Changing role of experts

The team hopes for AI robots to publish studies in peer-reviewed journals by 2030, and in high-impact journals by 2040. The AI robots, however, will continue to require human input to drive research even when reaching the final goal in 2050, says the scientists.

An AI-assisted robot helps to grind materials in a mortar.© OMRON Corporation

“Our project aspires to enable AI robots to communicate with human researchers so that they can receive suggestions. AI robots should provide inputs that are meaningful enough to provoke changes in action from human researchers, but they will not conclude the entire research process on their own,” says Ushiku.

The core skills for human professionals will shift towards the ability to give commands and to make judgements, adds Suwa. “We often speak of automating mundane tasks to allow people to focus on creative ideation,” he says. “We need to do a better job of demonstrating what that looks like specifically, and our proposal of giving commands and making judgements is one way to address this.”

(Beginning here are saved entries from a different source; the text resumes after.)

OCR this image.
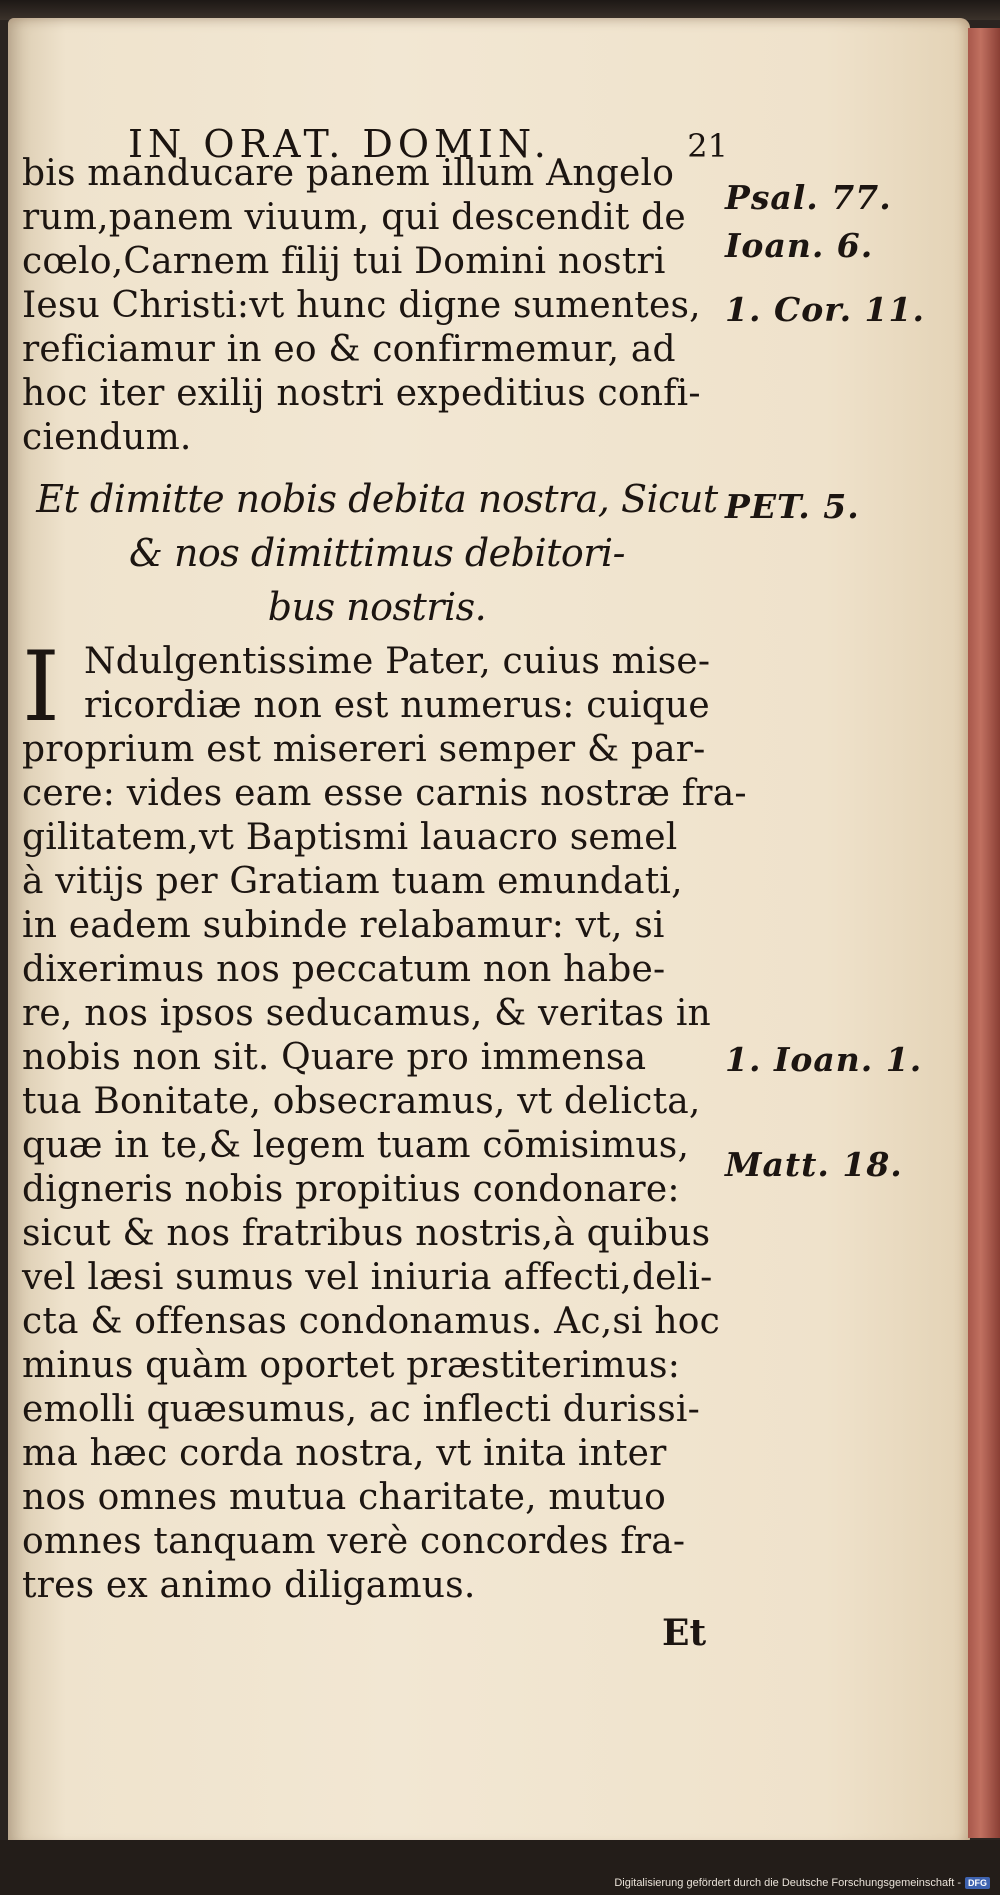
IN ORAT. DOMIN.	21
bis manducare panem illum Angelo
rum,panem viuum, qui descendit de
cœlo,Carnem filij tui Domini nostri
Iesu Christi:vt hunc digne sumentes,
reficiamur in eo & confirmemur, ad
hoc iter exilij nostri expeditius confi-
ciendum.
Et dimitte nobis debita nostra, Sicut
& nos dimittimus debitori-
bus nostris.
I Ndulgentissime Pater, cuius mise-
ricordiæ non est numerus: cuique
proprium est misereri semper & par-
cere: vides eam esse carnis nostræ fra-
gilitatem,vt Baptismi lauacro semel
à vitijs per Gratiam tuam emundati,
in eadem subinde relabamur: vt, si
dixerimus nos peccatum non habe-
re, nos ipsos seducamus, & veritas in
nobis non sit. Quare pro immensa
tua Bonitate, obsecramus, vt delicta,
quæ in te,& legem tuam cōmisimus,
digneris nobis propitius condonare:
sicut & nos fratribus nostris,à quibus
vel læsi sumus vel iniuria affecti,deli-
cta & offensas condonamus. Ac,si hoc
minus quàm oportet præstiterimus:
emolli quæsumus, ac inflecti durissi-
ma hæc corda nostra, vt inita inter
nos omnes mutua charitate, mutuo
omnes tanquam verè concordes fra-
tres ex animo diligamus.
Psal. 77.
Ioan. 6.
1. Cor. 11.
PET. 5.
1. Ioan. 1.
Matt. 18.
Et
Digitalisierung gefördert durch die Deutsche Forschungsgemeinschaft - DFG
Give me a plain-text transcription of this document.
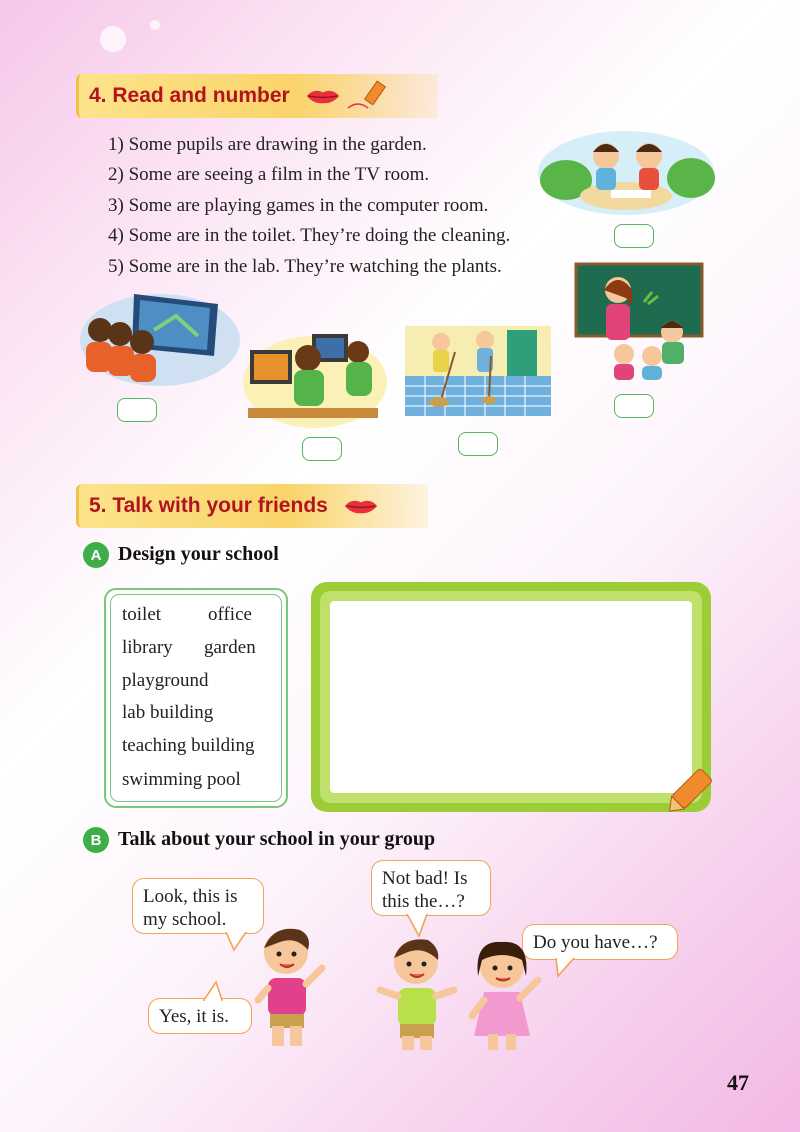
4. Read and number
1) Some pupils are drawing in the garden.
2) Some are seeing a film in the TV room.
3) Some are playing games in the computer room.
4) Some are in the toilet. They’re doing the cleaning.
5) Some are in the lab. They’re watching the plants.
5. Talk with your friends
A Design your school
toilet office
library garden
playground
lab building
teaching building
swimming pool
B Talk about your school in your group
Look, this is
my school.
Yes, it is.
Not bad! Is
this the…?
Do you have…?
47
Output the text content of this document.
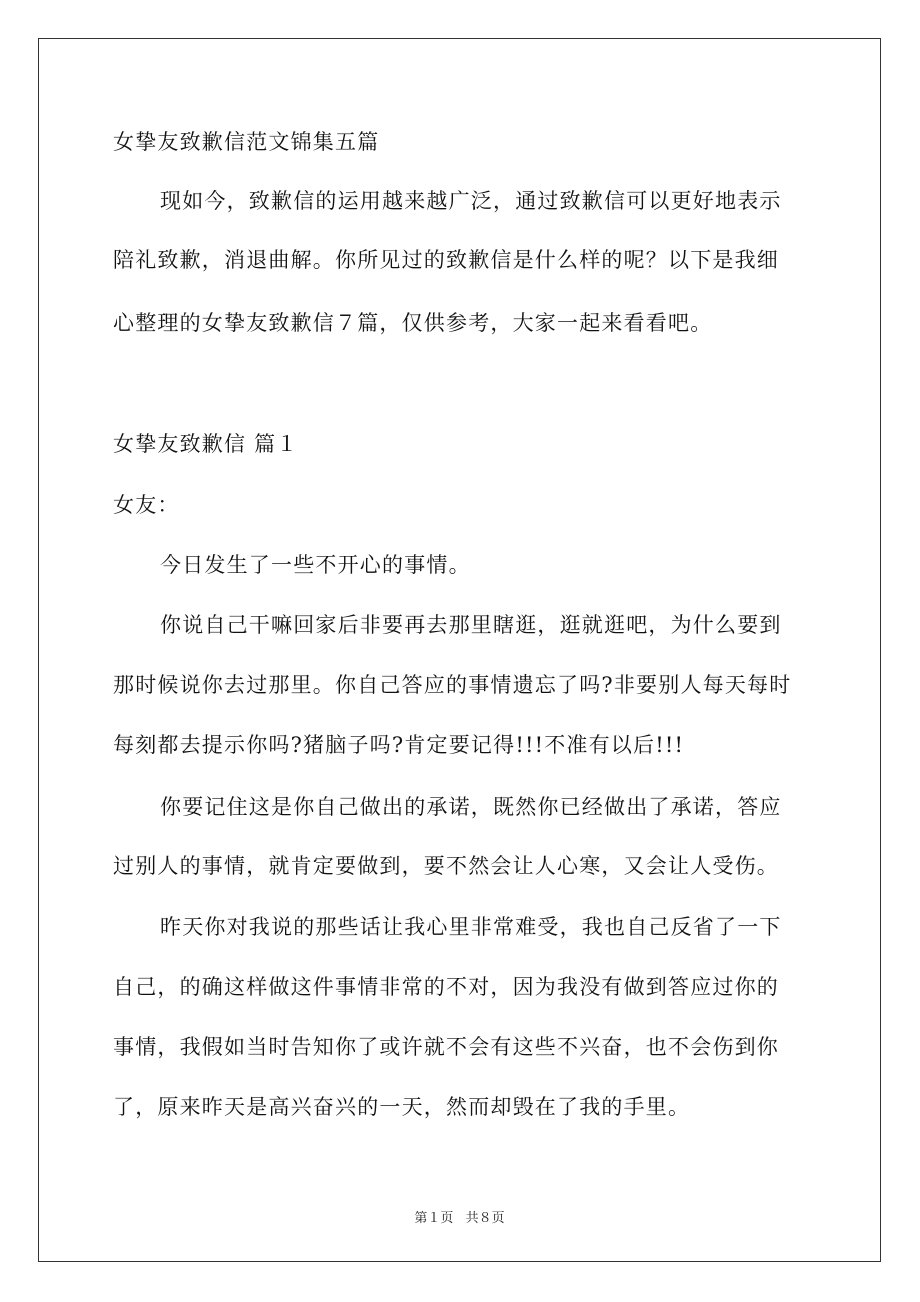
女挚友致歉信范文锦集五篇
现如今，致歉信的运用越来越广泛，通过致歉信可以更好地表示
陪礼致歉，消退曲解。你所见过的致歉信是什么样的呢？以下是我细
心整理的女挚友致歉信７篇，仅供参考，大家一起来看看吧。
女挚友致歉信 篇１
女友：
今日发生了一些不开心的事情。
你说自己干嘛回家后非要再去那里瞎逛，逛就逛吧，为什么要到
那时候说你去过那里。你自己答应的事情遗忘了吗?非要别人每天每时
每刻都去提示你吗?猪脑子吗?肯定要记得!!!不准有以后!!!
你要记住这是你自己做出的承诺，既然你已经做出了承诺，答应
过别人的事情，就肯定要做到，要不然会让人心寒，又会让人受伤。
昨天你对我说的那些话让我心里非常难受，我也自己反省了一下
自己，的确这样做这件事情非常的不对，因为我没有做到答应过你的
事情，我假如当时告知你了或许就不会有这些不兴奋，也不会伤到你
了，原来昨天是高兴奋兴的一天，然而却毁在了我的手里。
第１页 共８页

AI for illustrations, is an example. With input from non-professionals, AI can produce artwork that uses an impressive level of technique. The artwork, however, is far from a masterpiece; the outputs are unoriginal, as AI tends to merely learn from existing art rather than employ genuine creativity.

An AI-assisted robot helps a human operator to perform peg-in-hole tasks.© OMRON Corporation

“It’s when professionals give direction on themes to include and the composition that the AI can pull elements together that make for a beautiful illustration. Knowing how to give good instructions is a skill that only experts will possess,” explains Ushiku.

Suwa stresses that AI is a vehicle for empowerment, and that dialogue should focus on how people live with AI as partners. “AI is a tool just like a pencil or a laptop, and nothing more. The concern should not be so much about AI against humans, but about empowering humans to understand how AI works,” says Suwa. “In an age when technology evolves in discontinuous leaps, we need to keep sight of how we want the future to look. Only then can we determine which technologies to develop to realize psychological satisfaction.”